If former tobacco farmers were to be trained, equipped and supported to switch to farming food, rather than tobacco, it would be a win win situation for everyone

Last week, the Deputy Managing Director of the Tanzania Tobacco Board, Stanley Mnozya, said that the production of tobacco has been on the decline since the 2013/2014 farming season. “There has been a spate of pests that destroy tens of hectares of tobacco farms annually which subsequently raise production costs of the cash crop,” said Mnozya.

Speaking at a meeting convened to discuss ways of reviving production of the crop and looking for new markets, Mnozya said production of tobacco declined from 105 million kilograms in 2013/2014 to 93 million kilograms in 2014/2015.  He added that the production of the crop decreased from 72 million kilograms in 2015/2016, to 60 kilograms in 2016/2017 and to further 50.5 million kilograms in 2017/2018.
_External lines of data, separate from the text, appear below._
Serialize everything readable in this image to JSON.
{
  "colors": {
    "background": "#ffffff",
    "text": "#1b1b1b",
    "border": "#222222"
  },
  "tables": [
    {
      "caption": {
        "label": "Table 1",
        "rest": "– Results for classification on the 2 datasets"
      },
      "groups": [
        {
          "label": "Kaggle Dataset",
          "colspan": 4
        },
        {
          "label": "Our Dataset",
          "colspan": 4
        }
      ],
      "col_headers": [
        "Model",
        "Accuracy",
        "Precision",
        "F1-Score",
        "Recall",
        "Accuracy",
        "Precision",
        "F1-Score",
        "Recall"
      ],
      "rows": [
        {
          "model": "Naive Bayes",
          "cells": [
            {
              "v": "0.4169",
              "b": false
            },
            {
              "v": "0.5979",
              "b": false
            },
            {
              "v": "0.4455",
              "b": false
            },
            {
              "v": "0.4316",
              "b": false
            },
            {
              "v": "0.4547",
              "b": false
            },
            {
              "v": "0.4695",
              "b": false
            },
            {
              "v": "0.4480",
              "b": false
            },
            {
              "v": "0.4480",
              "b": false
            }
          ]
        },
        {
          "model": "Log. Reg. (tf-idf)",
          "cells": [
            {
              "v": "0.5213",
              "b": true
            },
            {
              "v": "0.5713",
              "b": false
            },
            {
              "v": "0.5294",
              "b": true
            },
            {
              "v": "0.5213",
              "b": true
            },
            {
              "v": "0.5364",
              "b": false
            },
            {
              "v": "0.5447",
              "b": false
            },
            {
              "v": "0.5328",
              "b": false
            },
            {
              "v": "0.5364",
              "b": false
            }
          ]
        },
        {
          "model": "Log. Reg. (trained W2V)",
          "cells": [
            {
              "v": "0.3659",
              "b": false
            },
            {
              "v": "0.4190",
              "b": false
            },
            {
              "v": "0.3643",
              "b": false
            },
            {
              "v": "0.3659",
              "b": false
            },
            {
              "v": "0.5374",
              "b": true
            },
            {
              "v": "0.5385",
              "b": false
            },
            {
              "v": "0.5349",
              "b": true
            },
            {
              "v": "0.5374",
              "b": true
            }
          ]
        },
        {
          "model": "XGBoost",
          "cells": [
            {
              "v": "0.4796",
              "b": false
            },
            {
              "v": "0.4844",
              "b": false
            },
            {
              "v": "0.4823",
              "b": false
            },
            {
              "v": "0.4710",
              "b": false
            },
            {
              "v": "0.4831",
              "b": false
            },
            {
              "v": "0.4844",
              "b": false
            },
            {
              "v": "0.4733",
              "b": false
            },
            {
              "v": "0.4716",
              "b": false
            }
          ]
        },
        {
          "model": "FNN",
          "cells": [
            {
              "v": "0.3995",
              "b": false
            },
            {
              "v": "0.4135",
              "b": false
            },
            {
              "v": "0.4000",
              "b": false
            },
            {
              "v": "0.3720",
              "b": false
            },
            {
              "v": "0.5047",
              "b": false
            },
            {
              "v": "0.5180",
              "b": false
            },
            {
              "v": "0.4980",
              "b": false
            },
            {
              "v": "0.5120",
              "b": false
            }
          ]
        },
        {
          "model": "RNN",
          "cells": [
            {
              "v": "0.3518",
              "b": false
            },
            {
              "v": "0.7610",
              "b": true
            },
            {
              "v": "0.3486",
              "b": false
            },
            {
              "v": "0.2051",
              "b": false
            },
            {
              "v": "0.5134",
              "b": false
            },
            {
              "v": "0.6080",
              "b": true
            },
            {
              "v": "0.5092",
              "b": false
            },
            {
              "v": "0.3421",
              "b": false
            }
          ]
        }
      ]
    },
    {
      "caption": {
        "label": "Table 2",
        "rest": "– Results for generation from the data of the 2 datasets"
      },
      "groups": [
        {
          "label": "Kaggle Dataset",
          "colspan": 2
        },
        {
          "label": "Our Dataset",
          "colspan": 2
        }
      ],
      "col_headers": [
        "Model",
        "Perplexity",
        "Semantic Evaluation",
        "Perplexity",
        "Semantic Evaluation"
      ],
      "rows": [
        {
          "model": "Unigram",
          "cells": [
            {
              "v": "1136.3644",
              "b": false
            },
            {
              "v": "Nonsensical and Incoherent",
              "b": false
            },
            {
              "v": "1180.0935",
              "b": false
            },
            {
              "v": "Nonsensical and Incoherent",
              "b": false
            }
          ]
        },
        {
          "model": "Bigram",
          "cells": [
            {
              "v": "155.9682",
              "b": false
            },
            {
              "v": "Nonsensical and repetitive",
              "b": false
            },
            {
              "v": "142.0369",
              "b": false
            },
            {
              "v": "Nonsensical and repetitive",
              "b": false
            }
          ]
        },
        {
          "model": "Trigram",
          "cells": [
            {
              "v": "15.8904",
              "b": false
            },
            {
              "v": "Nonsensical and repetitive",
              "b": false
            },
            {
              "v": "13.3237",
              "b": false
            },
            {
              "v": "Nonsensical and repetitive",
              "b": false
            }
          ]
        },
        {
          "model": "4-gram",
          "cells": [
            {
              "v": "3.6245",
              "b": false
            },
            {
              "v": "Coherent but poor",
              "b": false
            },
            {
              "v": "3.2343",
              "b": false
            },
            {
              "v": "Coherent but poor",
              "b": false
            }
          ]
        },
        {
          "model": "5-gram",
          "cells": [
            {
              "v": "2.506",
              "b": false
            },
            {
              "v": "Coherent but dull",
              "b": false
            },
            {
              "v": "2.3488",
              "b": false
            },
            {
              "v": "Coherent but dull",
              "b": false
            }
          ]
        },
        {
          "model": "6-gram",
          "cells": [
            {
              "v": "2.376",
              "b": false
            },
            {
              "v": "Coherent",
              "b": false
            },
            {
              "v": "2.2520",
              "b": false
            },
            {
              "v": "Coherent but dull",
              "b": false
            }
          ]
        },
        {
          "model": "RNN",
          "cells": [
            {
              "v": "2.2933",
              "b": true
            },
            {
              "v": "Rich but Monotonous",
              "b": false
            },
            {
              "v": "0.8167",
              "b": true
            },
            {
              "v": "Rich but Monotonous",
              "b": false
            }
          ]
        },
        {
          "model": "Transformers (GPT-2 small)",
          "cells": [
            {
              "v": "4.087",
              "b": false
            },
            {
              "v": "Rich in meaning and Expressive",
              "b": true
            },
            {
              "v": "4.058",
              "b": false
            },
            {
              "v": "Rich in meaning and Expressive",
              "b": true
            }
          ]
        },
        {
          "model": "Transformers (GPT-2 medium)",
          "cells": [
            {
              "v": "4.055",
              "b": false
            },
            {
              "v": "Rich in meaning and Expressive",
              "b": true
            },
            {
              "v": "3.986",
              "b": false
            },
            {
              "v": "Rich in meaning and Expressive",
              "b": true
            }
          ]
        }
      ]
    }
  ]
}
Mnozya explained that one of the challenges facing tobacco production, is the low demand of tobacco due to declining smoking rates. The economies of a number of poor countries, namely some Asian and African countries, are dependent on tobacco farming, and Tanzania is second largest producer of tobacco in Africa, after Malawi.

Switching to Food

To this effect, a 2018 article on The Hill, had pointed out that measures need to be taken to avoid disaster and help turn tobacco farming businesses into non-tobacco agricultural ones, in such countries. “This disruption, if managed properly, could be an opportunity for African farmers to switch to non-tobacco agricultural products and increase the global food supply,” read the article.

The piece went on to explain that with the current world population expected to reach 9 billion by 2050, out of which 2.2 billion will live in Africa, the world is not going to be able to meet the future food demand. For this to be met, about 50% more food, feed, and biofuel will need to be produced, which would need an investment of $265 billion per year. Therefore, if former tobacco farmers were to be trained, equipped and supported to switch to farming food, rather than tobacco, it would be a win win situation for everyone.